I'm writing this as I came across these titles by accident, buying a copy of Bram Stoker's Dracula second hand for less than a pound, and the copy I received was the above Superbit version.
So I did some resaearch about Superbit that in the UK completely passed me by, it was also around the time my daughter was born, so through work, lack of sleep, and being a new parent, this format completely went unnoticed. Shame as I have collected every format going over the years such as Betamax, VHS, Laserdisc, DVD, HD/DVD and finally Bluray, and knowing about it I would have Collected the format. What was Superbit you ask, like HD/DVD the forgotten format, but unlike Bluray that eventually won the format war, especially for Sony, it was Sony's brainchild before Hi-DEF finally took off to enhance the standard format which was DVD, and by doing that they took the decision to loose all special features, and fancy menus on DVD disks which took up half of the 4gb storage, with the film compressed onto the final part of the disk.

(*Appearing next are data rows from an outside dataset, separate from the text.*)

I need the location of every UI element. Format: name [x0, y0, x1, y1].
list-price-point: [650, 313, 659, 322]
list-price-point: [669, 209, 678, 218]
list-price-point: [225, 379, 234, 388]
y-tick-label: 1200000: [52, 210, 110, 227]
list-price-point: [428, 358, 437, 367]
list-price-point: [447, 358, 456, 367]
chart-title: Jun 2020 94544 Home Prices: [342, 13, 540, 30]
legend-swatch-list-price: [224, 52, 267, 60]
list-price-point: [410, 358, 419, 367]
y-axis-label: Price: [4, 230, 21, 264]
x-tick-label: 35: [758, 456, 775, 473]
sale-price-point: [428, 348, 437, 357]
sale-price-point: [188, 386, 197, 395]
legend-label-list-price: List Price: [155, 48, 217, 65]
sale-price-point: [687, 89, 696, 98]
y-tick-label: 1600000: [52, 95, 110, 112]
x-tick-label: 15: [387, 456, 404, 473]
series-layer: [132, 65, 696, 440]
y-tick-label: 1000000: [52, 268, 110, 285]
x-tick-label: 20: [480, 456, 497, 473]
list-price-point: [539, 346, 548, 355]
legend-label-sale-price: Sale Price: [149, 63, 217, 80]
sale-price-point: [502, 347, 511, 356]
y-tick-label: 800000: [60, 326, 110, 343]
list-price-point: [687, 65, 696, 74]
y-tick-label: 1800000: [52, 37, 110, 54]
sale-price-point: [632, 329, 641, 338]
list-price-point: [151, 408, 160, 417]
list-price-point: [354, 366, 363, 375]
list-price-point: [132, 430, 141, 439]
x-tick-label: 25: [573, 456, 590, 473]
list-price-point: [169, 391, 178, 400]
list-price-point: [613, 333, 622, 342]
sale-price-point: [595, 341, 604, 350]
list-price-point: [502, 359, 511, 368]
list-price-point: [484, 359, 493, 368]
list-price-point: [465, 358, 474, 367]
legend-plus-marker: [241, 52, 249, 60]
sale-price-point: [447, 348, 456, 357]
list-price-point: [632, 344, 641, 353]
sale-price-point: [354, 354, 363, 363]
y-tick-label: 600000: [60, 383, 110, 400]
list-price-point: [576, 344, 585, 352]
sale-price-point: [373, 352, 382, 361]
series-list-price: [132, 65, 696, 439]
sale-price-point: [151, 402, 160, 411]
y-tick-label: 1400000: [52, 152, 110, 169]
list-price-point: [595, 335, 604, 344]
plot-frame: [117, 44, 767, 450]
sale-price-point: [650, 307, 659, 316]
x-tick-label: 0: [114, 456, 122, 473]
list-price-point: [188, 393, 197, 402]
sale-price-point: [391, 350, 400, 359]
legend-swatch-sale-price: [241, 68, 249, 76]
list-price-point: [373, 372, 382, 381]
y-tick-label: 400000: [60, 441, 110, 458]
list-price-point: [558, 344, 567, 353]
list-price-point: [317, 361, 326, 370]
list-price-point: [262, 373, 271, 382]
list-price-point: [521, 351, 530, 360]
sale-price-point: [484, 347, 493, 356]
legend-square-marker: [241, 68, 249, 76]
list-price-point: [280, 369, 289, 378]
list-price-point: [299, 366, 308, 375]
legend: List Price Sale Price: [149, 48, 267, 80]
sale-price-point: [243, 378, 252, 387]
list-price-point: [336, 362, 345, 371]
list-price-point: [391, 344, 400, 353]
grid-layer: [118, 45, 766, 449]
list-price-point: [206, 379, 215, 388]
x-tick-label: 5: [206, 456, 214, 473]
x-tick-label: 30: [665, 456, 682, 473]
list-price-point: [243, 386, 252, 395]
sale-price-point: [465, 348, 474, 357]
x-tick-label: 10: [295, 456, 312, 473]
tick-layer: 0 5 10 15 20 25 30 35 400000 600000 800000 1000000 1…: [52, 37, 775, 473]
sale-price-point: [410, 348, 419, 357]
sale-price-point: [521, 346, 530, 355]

By removing all the fancy features and menus, audio commentary, they could improve the bit rate of the film, and use the entire space just for the feature film, and have proper DTS coding for sound.

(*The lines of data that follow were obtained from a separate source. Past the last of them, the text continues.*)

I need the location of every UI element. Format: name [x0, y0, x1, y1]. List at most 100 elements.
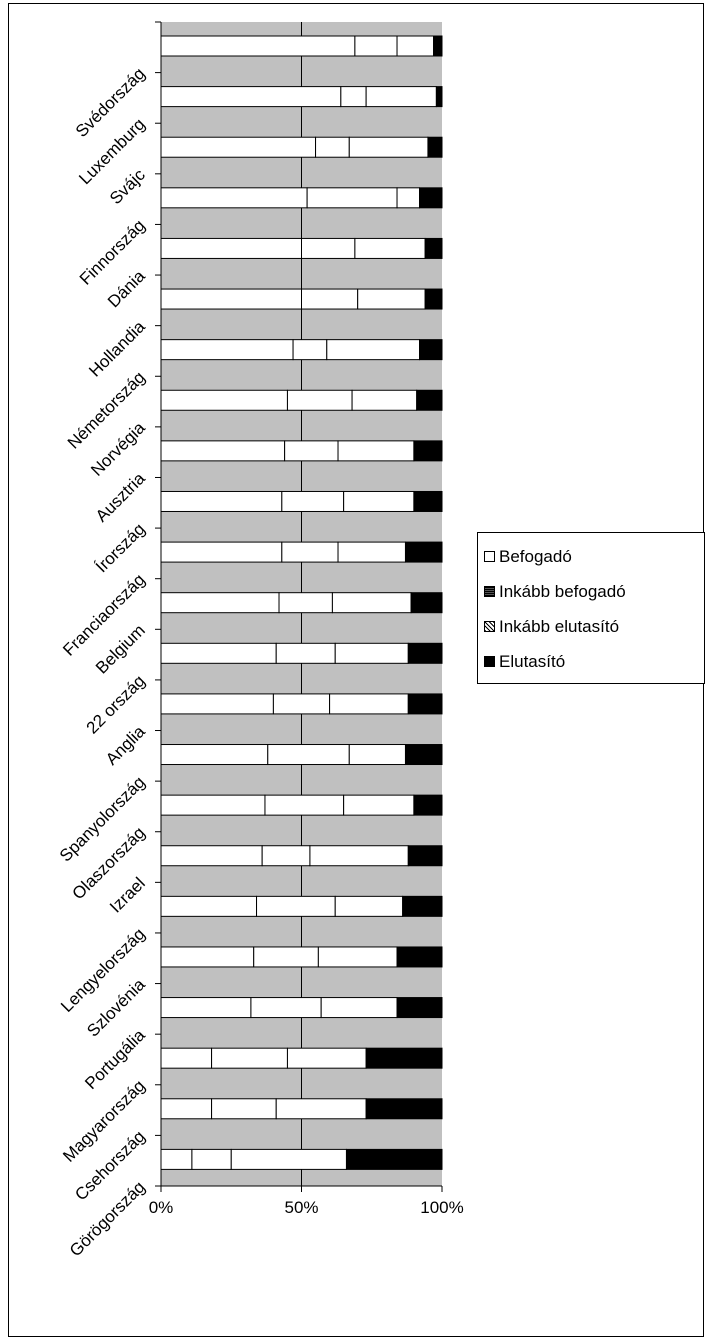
bar-segment — [160, 642, 277, 664]
bar-segment — [160, 1148, 193, 1170]
bar-segment — [337, 541, 406, 563]
bar-segment — [345, 1148, 443, 1170]
bar-segment — [264, 794, 345, 816]
bar-segment — [160, 592, 280, 614]
bar-segment — [413, 440, 443, 462]
bar-segment — [433, 35, 443, 57]
bar-segment — [315, 136, 350, 158]
bar-segment — [357, 288, 426, 310]
bar-segment — [407, 693, 443, 715]
bar-segment — [160, 693, 274, 715]
bar-segment — [191, 1148, 232, 1170]
bar-segment — [424, 288, 443, 310]
bar-segment — [351, 389, 418, 411]
bar-segment — [286, 1047, 367, 1069]
bar-segment — [281, 490, 345, 512]
x-tick-label: 100% — [420, 1198, 463, 1217]
bar-segment — [301, 288, 359, 310]
bar-segment — [160, 1098, 213, 1120]
bar-segment — [334, 895, 404, 917]
bar-segment — [160, 136, 317, 158]
bar-segment — [301, 237, 356, 259]
bar-segment — [272, 693, 331, 715]
bar-segment — [286, 389, 353, 411]
bar-segment — [160, 490, 283, 512]
bar-segment — [309, 845, 409, 867]
legend: Befogadó Inkább befogadó Inkább elutasít… — [477, 532, 705, 684]
bar-segment — [267, 744, 350, 766]
bar-segment — [396, 997, 443, 1019]
category-label: Lengyelország — [57, 924, 149, 1016]
x-tick-label: 0% — [149, 1198, 174, 1217]
bar-segment — [343, 490, 415, 512]
bar-segment — [410, 592, 443, 614]
bar-segment — [404, 744, 443, 766]
category-label: Izrael — [106, 874, 149, 917]
bar-segment — [365, 1098, 443, 1120]
bar-segment — [281, 541, 339, 563]
bar-segment — [160, 440, 286, 462]
bar-segment — [331, 592, 412, 614]
bar-segment — [160, 288, 302, 310]
bar-segment — [160, 895, 258, 917]
bar-segment — [396, 187, 421, 209]
bar-segment — [320, 997, 398, 1019]
bar-segment — [396, 35, 435, 57]
bar-segment — [365, 86, 437, 108]
legend-label-elutasito: Elutasító — [499, 651, 566, 671]
bar-segment — [250, 997, 322, 1019]
legend-label-inkabb-befogado: Inkább befogadó — [499, 581, 626, 601]
bar-segment — [334, 642, 409, 664]
bar-segment — [340, 86, 367, 108]
bar-segment — [427, 136, 443, 158]
bar-segment — [160, 389, 288, 411]
bar-segment — [413, 490, 443, 512]
bar-segment — [160, 541, 283, 563]
category-label: Dánia — [104, 266, 149, 311]
legend-item-elutasito: Elutasító — [484, 644, 704, 679]
legend-label-befogado: Befogadó — [499, 546, 572, 566]
bar-segment — [306, 187, 398, 209]
bar-segment — [337, 440, 415, 462]
bar-segment — [348, 744, 406, 766]
bar-segment — [211, 1098, 277, 1120]
bar-segment — [292, 339, 328, 361]
bar-segment — [211, 1047, 288, 1069]
bar-segment — [402, 895, 443, 917]
bar-segment — [160, 946, 255, 968]
bar-segment — [354, 237, 426, 259]
bar-segment — [326, 339, 421, 361]
bar-segment — [396, 946, 443, 968]
bar-segment — [435, 86, 443, 108]
legend-item-befogado: Befogadó — [484, 539, 704, 574]
category-label: Spanyolország — [56, 773, 149, 866]
x-tick-labels: 0% 50% 100% — [149, 1198, 464, 1217]
legend-swatch-inkabb-befogado — [484, 586, 495, 597]
legend-swatch-befogado — [484, 551, 495, 562]
bar-segment — [160, 1047, 213, 1069]
bar-segment — [407, 642, 443, 664]
bar-segment — [416, 389, 443, 411]
bar-segment — [160, 339, 294, 361]
bar-segment — [160, 237, 302, 259]
bar-segment — [329, 693, 409, 715]
bar-segment — [278, 592, 333, 614]
bar-segment — [404, 541, 443, 563]
bar-segment — [261, 845, 311, 867]
axes — [155, 21, 443, 1192]
bar-segment — [348, 136, 429, 158]
bar-segment — [424, 237, 443, 259]
bar-segment — [256, 895, 336, 917]
legend-swatch-inkabb-elutasito — [484, 621, 495, 632]
x-tick-label: 50% — [284, 1198, 318, 1217]
bar-segment — [253, 946, 319, 968]
legend-swatch-elutasito — [484, 656, 495, 667]
category-label: Svájc — [106, 165, 149, 208]
category-label: Anglia — [102, 722, 149, 769]
bar-segment — [160, 187, 308, 209]
category-labels: SvédországLuxemburgSvájcFinnországDániaH… — [56, 64, 149, 1260]
bar-segment — [160, 997, 252, 1019]
bar-segment — [284, 440, 339, 462]
bar-segment — [160, 794, 266, 816]
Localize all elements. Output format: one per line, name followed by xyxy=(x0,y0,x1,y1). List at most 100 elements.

Unfortunately with an inflated price tag, for just a little difference in picture quality, maybe just two times, people were happy with the 480i format of DVD, which finally convinced people to give up on VHS for better picture quality.


Above is the technology explained on the right, and a quick picture showing the three formats on the left, as you can see the first picture is from the Bluray version of the film, the picture to the far left is standard  DVD, then next to that is the Superbit version, and although not in the same league as Bluray, but you can certainly see definition on Wyonna Rider's face, especially around the nose, and even freckles, the lips are more defined also. Considering you can pick up these titles on EBay and Amazon for just a few pounds, even brand new, they certainly are a cheaper alternative to Bluray, and upscaled on a decent Bluray player Dracula picture quality is brilliant, not Bluray quality but a dam sight better than standard DVD.
A format that unfortunately finished production in 2005, which led Sony to concentrate on Bluray technology, it is a shame Superbit died, as it could have been a great alternative to Bluray, with a slightly different price tag, instead of giving multi format disks in DVD and Bluray combos put in a Superbit DVD you could have had two disks of the same film but on two great formats for picture quality, and sound, one maybe for home use eg Bluray, and one disk for DVD on the go, but not failing on picture quality.
It is unfortunate that Superbit is now dead, but it was an idea for about three years that could have nearly worked.